From small boats to bicycles to a motorcycle that can pull a trailer, they are the captains of their universe on the paths, the roads and waterways they seem in sync with until they meet Mud, who forces them to take a closer look at their situation. Both teenagers are inspired by this big talker with a palpable sense of hope, but they also struggle to decide whether he's for real, or just a man from the mud he's named for.

Rated PG-13 for some violence, sexual references, language, thematic elements and smoking. 130 min. [RF]


2.5 out of 4 stars


For the first act or so, director Baz Luhrmann seems determined to put his own flashy stamp on the novel read in class by most high schoolers.

The opening minutes are filled with incongruous rap music (hey, wasn't this the Jazz Age?) as well as flashy parties, 3-D effects and shots where cameras breathtakingly swoop along the landscapes of spots from Manhattan to Egg Harbor.

At best, it's distracting; at worst, it's silly.

Thankfully, he drops it soon enough, shifting to a more measured telling of this tale about a rich old sport named Gatsby who possesses an amazing capacity for hope.

Though he's a bad choice for the role it's tough to believe he can't get accepted by New York's privileged society when he has a preppy look that screams Harvard or J. Crew Leonardo DiCaprio does a credible job as the man seeking out his beloved Daisy.

Better cast are Carey Mulligan as Daisy and Tobey Maguire as Nick, Gatsby's neighbor and friend who also narrates the movie.

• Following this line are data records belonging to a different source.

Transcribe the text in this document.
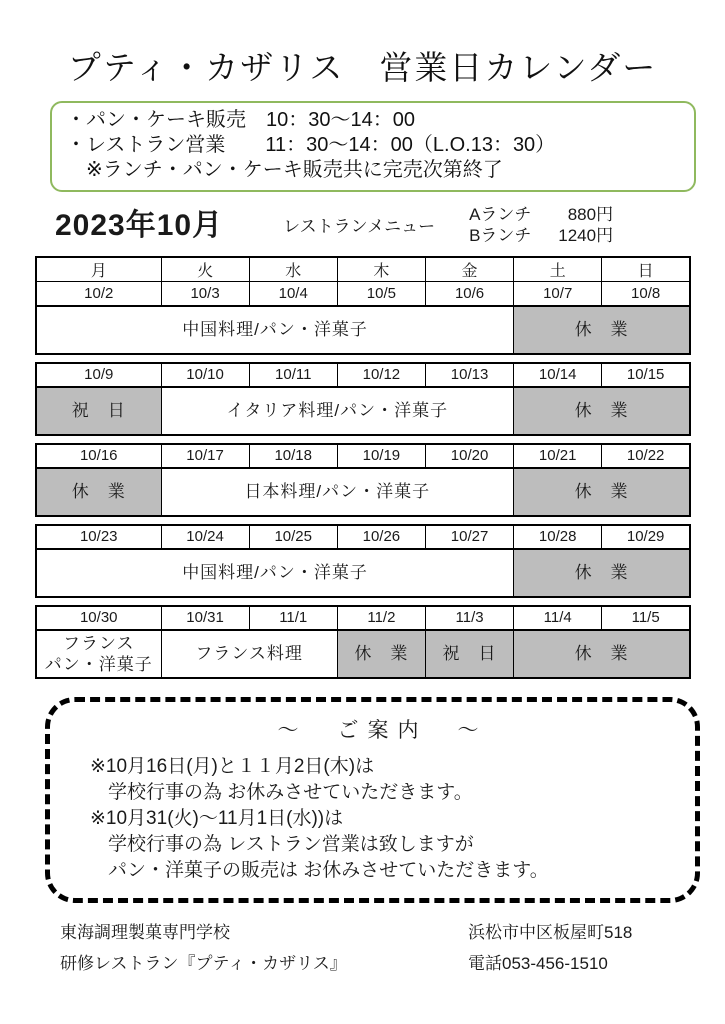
プティ・カザリス　営業日カレンダー
・パン・ケーキ販売　10：30～14：00
・レストラン営業　　11：30～14：00（L.O.13：30）
※ランチ・パン・ケーキ販売共に完売次第終了
2023年10月	レストランメニュー
Aランチ	880円
Bランチ	1240円
月	火	水	木	金	土	日
10/2	10/3	10/4	10/5	10/6	10/7	10/8
中国料理/パン・洋菓子					休　業	
10/9	10/10	10/11	10/12	10/13	10/14	10/15
祝　日	イタリア料理/パン・洋菓子				休　業	
10/16	10/17	10/18	10/19	10/20	10/21	10/22
休　業	日本料理/パン・洋菓子				休　業	
10/23	10/24	10/25	10/26	10/27	10/28	10/29
中国料理/パン・洋菓子					休　業	
10/30	10/31	11/1	11/2	11/3	11/4	11/5
フランス
パン・洋菓子	フランス料理		休　業	祝　日	休　業	
～　ご案内　～
※10月16日(月)と１１月2日(木)は
学校行事の為 お休みさせていただきます。
※10月31(火)～11月1日(水))は
学校行事の為 レストラン営業は致しますが
パン・洋菓子の販売は お休みさせていただきます。
東海調理製菓専門学校
研修レストラン『プティ・カザリス』
浜松市中区板屋町518
電話053-456-1510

Once the various plot points begin to play out, the power of the tale and talents of a solid cast take over and you're pulled into a story that's sad in so many ways.

If you can forget how much better Robert Redford, Bruce Dern and Mia Farrow did all this a few decades back, this "Gatsby" isn't half bad, old sport.

Rated PG-13 for some violent images, sexual content, smoking, partying and brief language. 142 min. [MC, PV, RA]


2 out of 4 stars



With a cast that's obviously talented, boasting Diahann Carroll and more, you find yourself pulling for this silly comedy, only to have it disappoint you. Often.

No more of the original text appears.